Can Your Boss Make You Get A Vaccine?

by Clarissa-Jan Lim

The current measles outbreak has left health officials scrambling to dispel the myths that anti-vaxxers have espoused. More than a third of California's measles cases have been traced back to Disneyland, where the outbreak is believed to have started. Besides affecting a number of children who attended the theme park, the epidemic also infected several Disneyland workers, and the company has urged its employees to get vaccinated. But it raises another question — can employers require their staff to be vaccinated?

When measles hit the park back in December, Disney asked workers who came into possible contact with the disease not to return to work until they showed proof of immunity, and also offered tests and shots on-site for employees who were unvaccinated. But the company didn't make routine vaccinations a requirement for employment, reported Bloomberg — a policy in line with other businesses whose employees encounter potentially contagious travelers but don't mandate immunization.

Generally, employers cannot make staff get vaccinations, as federal and state laws limit their ability to do so.

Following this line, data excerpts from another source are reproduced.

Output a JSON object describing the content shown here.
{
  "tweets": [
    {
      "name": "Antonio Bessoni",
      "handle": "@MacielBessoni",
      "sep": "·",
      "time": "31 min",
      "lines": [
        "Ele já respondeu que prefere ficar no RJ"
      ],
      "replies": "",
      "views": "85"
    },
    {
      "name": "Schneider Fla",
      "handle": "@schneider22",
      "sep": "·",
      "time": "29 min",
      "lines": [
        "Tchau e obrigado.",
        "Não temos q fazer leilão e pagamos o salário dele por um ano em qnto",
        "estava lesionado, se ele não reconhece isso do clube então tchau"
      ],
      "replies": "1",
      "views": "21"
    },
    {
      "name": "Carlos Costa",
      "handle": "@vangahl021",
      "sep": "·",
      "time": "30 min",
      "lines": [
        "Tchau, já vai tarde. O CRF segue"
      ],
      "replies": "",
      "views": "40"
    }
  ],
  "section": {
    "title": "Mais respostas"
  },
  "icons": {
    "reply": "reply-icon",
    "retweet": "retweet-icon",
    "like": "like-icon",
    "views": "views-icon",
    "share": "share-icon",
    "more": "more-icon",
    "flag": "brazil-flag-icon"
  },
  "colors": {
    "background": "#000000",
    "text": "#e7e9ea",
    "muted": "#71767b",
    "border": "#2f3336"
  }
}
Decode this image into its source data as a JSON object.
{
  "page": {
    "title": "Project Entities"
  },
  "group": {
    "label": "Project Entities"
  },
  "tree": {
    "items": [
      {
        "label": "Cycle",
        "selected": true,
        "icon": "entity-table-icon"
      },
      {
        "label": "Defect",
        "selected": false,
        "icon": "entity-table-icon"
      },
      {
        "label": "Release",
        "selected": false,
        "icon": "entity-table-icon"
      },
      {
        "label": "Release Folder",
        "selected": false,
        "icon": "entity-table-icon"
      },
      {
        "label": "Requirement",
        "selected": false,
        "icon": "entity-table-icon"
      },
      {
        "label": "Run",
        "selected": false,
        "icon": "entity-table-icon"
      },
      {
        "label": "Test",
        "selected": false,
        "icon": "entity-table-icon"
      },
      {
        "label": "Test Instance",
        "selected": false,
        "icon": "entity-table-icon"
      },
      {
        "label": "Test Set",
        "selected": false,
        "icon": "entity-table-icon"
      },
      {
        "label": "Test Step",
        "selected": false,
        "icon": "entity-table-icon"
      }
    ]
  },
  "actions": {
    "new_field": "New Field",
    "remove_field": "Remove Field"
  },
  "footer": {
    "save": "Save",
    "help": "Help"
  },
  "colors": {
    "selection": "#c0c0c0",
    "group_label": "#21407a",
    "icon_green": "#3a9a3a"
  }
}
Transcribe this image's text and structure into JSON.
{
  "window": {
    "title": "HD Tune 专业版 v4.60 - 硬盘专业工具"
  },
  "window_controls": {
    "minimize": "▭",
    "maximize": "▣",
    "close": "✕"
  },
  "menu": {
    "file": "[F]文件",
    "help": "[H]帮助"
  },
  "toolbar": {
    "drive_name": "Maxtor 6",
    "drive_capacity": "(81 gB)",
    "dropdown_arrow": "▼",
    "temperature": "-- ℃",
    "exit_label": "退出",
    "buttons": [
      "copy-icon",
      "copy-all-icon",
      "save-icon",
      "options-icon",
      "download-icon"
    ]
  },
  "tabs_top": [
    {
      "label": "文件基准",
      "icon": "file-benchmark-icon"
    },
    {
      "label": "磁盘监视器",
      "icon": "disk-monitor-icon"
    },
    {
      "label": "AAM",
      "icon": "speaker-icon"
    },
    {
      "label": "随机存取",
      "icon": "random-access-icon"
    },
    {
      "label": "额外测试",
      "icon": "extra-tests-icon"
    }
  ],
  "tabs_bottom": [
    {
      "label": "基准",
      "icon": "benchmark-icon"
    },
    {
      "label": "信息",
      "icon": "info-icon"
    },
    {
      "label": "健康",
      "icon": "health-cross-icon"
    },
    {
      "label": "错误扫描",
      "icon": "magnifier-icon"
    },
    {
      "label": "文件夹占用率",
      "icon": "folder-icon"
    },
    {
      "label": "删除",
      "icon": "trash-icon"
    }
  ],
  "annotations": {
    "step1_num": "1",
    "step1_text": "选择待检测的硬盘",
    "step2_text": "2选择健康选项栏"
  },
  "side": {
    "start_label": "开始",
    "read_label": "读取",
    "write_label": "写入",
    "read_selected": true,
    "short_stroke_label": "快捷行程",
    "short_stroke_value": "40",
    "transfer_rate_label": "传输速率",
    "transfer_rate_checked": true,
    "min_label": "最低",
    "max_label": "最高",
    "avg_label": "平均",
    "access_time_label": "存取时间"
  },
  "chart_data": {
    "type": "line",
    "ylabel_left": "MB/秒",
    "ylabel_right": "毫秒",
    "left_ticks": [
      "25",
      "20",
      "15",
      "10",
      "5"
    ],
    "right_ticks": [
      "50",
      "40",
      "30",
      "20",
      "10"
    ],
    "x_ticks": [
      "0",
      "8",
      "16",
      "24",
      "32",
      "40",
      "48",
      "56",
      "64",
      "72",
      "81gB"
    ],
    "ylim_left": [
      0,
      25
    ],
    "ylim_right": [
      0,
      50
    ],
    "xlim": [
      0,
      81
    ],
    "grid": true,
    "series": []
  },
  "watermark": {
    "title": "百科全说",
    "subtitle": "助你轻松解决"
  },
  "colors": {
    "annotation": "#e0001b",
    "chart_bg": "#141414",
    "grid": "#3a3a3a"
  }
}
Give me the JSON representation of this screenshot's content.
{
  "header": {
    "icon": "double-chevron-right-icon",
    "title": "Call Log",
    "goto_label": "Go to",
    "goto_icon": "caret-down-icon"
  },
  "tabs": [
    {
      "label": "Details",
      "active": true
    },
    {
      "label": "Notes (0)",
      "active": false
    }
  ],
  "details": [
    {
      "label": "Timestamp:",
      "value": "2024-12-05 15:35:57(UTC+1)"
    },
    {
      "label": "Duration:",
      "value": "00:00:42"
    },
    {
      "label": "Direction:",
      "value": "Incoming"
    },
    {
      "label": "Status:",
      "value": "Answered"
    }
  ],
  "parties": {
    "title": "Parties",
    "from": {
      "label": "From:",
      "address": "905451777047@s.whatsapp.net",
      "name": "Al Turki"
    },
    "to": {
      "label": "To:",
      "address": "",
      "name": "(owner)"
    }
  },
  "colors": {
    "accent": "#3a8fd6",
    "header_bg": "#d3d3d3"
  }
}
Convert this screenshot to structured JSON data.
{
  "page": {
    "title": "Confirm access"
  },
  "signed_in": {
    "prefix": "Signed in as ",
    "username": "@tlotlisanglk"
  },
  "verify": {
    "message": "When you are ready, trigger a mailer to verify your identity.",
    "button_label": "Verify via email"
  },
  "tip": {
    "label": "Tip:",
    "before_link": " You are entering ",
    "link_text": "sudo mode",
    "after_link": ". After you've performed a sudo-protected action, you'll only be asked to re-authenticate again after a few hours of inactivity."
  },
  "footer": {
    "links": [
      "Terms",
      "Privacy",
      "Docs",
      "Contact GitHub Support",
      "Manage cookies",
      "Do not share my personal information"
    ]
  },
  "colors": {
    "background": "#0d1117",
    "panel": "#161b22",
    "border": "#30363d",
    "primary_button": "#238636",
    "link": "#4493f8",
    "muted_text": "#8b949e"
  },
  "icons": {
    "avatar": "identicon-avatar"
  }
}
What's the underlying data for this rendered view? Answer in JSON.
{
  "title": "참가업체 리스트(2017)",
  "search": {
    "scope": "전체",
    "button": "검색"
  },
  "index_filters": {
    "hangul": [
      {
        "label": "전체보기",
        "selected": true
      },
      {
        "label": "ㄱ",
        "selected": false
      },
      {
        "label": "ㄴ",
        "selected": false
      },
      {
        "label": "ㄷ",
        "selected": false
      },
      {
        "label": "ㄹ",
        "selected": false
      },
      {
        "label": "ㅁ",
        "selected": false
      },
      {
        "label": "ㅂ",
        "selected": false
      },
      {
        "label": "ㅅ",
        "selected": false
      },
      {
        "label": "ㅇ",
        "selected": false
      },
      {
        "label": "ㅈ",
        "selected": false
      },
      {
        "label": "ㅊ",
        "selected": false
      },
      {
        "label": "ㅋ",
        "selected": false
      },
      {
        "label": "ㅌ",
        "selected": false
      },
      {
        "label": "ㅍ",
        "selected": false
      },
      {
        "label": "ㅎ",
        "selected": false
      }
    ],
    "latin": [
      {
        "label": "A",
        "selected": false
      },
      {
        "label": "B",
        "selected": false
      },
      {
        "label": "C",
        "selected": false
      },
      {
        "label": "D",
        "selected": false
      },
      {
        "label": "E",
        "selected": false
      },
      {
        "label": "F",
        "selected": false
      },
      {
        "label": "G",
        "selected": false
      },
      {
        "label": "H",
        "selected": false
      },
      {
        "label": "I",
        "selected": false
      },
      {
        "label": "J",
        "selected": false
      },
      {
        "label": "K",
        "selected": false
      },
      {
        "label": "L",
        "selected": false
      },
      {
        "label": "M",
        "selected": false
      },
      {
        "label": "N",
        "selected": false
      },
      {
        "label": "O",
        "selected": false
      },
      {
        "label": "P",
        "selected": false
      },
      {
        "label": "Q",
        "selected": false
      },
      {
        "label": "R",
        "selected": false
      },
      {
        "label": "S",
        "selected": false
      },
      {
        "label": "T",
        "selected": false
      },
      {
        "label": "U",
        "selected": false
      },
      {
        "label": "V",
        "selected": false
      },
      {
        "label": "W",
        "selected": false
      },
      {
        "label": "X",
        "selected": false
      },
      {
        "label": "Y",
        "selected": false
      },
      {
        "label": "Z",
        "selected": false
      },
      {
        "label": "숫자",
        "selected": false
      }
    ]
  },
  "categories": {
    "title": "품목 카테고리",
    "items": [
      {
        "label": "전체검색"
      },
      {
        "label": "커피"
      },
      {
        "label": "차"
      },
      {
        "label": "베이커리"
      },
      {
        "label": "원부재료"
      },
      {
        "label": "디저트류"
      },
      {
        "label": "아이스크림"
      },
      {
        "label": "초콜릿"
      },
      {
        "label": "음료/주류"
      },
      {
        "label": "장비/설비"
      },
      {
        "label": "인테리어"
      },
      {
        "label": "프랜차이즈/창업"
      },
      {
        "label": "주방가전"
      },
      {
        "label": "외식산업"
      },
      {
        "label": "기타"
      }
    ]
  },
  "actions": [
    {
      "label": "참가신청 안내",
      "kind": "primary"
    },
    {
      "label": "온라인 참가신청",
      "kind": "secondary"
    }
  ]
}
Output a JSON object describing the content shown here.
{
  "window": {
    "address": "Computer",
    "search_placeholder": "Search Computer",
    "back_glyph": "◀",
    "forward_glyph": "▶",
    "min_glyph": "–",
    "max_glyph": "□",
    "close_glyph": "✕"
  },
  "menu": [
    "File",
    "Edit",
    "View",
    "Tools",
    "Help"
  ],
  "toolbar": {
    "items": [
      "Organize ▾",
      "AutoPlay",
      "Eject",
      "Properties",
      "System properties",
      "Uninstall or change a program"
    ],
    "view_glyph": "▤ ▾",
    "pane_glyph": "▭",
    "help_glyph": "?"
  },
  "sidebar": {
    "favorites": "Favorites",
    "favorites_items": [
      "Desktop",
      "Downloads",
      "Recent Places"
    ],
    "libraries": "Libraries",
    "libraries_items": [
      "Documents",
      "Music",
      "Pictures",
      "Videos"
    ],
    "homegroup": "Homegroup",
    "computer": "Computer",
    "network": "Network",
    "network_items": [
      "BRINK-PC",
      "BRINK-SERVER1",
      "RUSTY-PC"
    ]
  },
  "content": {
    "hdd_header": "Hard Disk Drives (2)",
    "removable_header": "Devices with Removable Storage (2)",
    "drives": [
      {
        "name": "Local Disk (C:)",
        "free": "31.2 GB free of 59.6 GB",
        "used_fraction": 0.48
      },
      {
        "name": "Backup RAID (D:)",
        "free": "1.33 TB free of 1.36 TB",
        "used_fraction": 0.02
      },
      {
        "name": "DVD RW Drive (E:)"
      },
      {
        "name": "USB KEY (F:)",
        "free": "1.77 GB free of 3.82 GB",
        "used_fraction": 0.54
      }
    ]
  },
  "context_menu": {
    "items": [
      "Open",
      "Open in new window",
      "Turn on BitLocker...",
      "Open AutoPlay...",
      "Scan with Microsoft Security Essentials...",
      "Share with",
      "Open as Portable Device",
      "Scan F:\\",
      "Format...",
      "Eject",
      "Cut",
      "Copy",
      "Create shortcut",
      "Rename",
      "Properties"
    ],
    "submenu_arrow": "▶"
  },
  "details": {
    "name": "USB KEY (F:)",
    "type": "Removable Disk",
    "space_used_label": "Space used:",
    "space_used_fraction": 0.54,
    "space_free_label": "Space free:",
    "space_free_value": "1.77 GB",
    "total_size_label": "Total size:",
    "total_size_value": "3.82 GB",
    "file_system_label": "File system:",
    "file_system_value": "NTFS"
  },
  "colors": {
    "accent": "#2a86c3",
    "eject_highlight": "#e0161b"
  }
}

But the rule does not apply to those in the healthcare industry, where it's prudent — even a no-brainer, really — for workers to get immunized, having to deal with sickly patients on the daily.

David McNew/Getty Images News/Getty Images

According to NPR, the risk that a non-immunized worker in a hospital poses to patients is so high that every nursing and medical school requires students to be vaccinated before beginning training. Several states also require that hospitals offer vaccines to incoming employees or make sure they are vaccinated before they start work — but exemptions apply to those with disabilities or religious objections.

At the other end of the spectrum, if an employee works outside the health care or service industries — or any office environment that doesn't present the same kind of risks — Dr. Arthur Reingold, a professor of epidemiology at the School of Public Health at the University of California, Berkeley, told NPR:

If you work at Google, what business is it of your employer to tell you what vaccines you should have had? You're not at greater risk because you work at Google of getting measles than you are in the general population.
AFP/AFP/Getty Images

As for Disney workers, Gilberto Chávez, Deputy Director of the California's Center for Infectious Diseases, told Bloomberg that the company has been cooperating with public health officials regarding the outbreak and potentially-infected employees. He said that Disney — unlike some prominent anti-vaxxers, I might add — felt it was partly responsible for containing the disease:

Disney recognized that they were just a meeting place for measles. And they are quite concerned about doing what they can to help control the outbreak.